Blind spot: Partial identity and missing connectivity to external partners. ABC Company is unable to deterministically identify John Doe, and the insights that are available via first-party cookies can only be understood within its owned-and-operated ecosystem. The partial identity cannot be transferred to third-party partners, as they cannot read the contents of a first-party cookie.

What can ABC Company do to manage the blind spots in these first two scenarios? Here are a few solutions.

Inferred universal IDs use probabilistic inferences to associate a consumer with all the sites they visit on a browser (e.g., device fingerprinting or first-party cookies). But there could be a regulatory risk to this solution.

On-device, cohort-based solutions aggregate user data and place individuals into groups according to common interests. An example of this is Google’s Topics API, which can group consumers into buckets (like “travel enthusiasts”) based on browsing data.

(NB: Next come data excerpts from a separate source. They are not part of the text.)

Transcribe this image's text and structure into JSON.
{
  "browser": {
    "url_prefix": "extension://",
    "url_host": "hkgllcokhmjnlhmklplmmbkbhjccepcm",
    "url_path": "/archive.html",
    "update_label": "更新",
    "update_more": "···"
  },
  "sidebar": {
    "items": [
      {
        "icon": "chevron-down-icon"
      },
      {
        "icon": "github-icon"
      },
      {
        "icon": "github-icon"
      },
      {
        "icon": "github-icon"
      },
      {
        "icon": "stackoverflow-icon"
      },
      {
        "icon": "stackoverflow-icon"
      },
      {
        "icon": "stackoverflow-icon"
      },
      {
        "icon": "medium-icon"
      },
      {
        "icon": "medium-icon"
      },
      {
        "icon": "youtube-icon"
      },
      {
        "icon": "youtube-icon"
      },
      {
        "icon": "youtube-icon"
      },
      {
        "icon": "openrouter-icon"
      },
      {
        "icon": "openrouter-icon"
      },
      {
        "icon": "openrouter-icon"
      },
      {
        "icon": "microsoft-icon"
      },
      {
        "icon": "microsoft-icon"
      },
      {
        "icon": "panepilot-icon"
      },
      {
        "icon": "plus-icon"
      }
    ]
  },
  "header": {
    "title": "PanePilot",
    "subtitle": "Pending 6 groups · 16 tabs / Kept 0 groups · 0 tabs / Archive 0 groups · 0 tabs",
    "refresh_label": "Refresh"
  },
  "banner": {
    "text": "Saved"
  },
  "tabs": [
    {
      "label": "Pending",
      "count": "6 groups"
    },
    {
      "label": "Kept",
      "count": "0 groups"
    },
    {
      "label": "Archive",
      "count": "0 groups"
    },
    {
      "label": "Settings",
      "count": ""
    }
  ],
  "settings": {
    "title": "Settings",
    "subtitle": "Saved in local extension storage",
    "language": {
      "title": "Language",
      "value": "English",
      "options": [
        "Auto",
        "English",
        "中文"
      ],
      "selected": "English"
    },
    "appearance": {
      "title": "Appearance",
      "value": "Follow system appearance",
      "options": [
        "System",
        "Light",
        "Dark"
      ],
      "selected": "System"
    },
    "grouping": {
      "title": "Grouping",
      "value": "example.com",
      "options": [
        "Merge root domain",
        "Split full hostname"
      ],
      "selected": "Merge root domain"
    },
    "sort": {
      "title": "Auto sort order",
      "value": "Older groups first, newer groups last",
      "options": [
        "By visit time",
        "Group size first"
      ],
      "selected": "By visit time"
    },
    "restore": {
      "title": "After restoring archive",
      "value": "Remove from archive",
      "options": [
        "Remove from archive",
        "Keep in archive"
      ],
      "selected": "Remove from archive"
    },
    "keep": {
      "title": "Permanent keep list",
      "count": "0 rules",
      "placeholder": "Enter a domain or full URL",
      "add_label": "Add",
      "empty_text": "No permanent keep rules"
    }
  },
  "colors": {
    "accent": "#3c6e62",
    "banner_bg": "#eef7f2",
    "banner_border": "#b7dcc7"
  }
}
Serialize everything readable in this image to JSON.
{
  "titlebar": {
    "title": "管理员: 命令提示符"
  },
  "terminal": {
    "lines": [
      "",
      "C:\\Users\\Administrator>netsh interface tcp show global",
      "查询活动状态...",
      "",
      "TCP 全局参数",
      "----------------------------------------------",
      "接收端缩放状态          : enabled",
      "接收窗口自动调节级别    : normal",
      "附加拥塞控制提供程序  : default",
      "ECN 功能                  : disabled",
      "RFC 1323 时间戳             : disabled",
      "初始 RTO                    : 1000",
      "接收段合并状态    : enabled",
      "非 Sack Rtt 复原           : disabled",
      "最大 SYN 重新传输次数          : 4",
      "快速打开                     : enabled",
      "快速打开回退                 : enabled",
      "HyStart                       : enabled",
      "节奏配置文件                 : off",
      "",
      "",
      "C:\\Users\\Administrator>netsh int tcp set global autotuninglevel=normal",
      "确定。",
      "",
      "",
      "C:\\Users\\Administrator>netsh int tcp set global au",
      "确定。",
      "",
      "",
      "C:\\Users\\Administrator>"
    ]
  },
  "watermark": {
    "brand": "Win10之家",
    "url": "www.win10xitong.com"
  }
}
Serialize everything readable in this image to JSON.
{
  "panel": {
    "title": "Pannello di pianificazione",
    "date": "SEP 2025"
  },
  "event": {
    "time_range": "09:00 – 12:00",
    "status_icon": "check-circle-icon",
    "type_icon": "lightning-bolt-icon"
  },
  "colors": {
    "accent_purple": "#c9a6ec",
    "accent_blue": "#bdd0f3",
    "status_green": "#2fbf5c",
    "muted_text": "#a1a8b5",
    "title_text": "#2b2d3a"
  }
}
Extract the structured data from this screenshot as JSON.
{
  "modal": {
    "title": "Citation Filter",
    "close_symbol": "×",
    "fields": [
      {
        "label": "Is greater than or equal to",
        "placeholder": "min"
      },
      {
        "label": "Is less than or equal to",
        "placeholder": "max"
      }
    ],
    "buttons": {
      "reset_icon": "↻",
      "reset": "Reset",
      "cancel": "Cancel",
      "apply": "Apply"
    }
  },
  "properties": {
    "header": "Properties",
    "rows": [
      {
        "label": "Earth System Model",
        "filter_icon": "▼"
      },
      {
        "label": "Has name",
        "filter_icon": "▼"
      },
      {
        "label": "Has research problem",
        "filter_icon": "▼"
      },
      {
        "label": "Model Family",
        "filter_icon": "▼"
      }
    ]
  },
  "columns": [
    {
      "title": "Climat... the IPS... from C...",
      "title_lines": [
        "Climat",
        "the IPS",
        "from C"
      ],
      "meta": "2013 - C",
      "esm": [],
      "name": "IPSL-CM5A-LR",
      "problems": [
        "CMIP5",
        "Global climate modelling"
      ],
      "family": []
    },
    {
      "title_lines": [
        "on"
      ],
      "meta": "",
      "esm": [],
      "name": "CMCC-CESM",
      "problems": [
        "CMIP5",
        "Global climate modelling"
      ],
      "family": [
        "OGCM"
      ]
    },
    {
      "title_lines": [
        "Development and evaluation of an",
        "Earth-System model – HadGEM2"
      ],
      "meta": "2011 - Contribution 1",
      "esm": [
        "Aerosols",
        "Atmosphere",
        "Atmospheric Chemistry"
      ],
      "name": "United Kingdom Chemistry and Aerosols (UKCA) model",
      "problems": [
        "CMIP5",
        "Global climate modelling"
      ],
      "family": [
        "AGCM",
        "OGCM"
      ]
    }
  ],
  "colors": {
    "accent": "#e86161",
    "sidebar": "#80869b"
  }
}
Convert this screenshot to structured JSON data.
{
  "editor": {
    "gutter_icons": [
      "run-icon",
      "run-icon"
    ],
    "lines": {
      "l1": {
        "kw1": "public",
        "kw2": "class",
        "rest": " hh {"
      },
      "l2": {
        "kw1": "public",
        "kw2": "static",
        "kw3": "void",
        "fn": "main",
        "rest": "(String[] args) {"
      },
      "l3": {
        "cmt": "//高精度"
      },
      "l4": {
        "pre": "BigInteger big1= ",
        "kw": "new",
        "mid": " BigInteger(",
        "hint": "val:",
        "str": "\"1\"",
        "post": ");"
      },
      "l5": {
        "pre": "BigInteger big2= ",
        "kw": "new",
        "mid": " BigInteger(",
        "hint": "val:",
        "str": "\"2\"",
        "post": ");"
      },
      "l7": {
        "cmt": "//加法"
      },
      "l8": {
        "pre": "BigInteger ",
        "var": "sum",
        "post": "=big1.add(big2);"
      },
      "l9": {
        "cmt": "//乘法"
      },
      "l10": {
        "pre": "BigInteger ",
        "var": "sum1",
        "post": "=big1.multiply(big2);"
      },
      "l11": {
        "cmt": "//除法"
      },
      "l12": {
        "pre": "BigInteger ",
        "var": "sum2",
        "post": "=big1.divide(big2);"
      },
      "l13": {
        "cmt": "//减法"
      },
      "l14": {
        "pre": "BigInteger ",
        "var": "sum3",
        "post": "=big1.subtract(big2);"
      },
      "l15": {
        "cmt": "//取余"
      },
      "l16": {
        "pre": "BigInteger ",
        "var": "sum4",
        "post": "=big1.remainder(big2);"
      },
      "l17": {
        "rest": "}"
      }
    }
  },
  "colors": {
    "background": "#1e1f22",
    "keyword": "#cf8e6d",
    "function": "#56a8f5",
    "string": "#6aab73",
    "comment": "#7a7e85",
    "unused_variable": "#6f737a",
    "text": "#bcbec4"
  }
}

With seller-defined audiences, publishers can use their first-party data to group audiences—usually based on the IAB’s taxonomy—and package them for advertisers to use (e.g., “users who are interested in beauty or personal care”). The IAB’s taxonomy gives the audience data a consistency that enables advertisers to use it across publishers. This is a budding solution, and adoption across publishers and ad-tech partners has been slow.

Contextual targeting takes keywords and webpage content into consideration, instead of user behavior, when displaying ads. For example, when John Doe is reading a food-related blog post, he could be served up with ads related to that content.

Scenario 3: Authenticated, consented first-party data; cross-domain/cross-platform identified

These consumers are willing to share their data with trusted companies and third-party partners. They are authenticated, with a strong presence in the first-party identity graph and can be matched to external third-party ID solutions.

Marketers can find these consumers in external channels for one-to-one communication. For example, john_doe@gmail.com uses this address consistently while browsing the web, so all of ABC Company’s ad-tech partners can recognize John Doe on external channels.

Blind Spot: Fully connected ID is available, but scalability is a challenge. Approximately 20% of the total addressable market is authenticated and matched across publishers and platforms. Marketers relying on this scenario alone will not be able to scale advertising effectively and performance will be a problem.

There are two notable solutions for this kind of blind spot.

With universal IDs, consumers consent for their login data, email address or phone number to be used to create an anonymous online identifier (e.g., The Trade Desk UID2.0, LiveRamp Ramp ID, ID5, etc.). Marketers must partner with multiple ID providers to get the most value as these high-fidelity audiences present a scalability challenge.

Data clean rooms can enrich customer data with second-party data collaboration and provide better scalability and customer journey optimization.

Time for a new approach

Addressability in a post-cookie world is possible; it just needs a new approach. Consumers deserve better privacy protection across the open web, and regulatory changes will continue to disrupt the addressability ecosystem.

While there is no silver bullet or one-size-fits-all approach, marketers need a portfolio of solutions to compete in this new privacy-forward world. The best thing you can do is experiment with both ID- and non-ID-based solutions so you are ready for the future.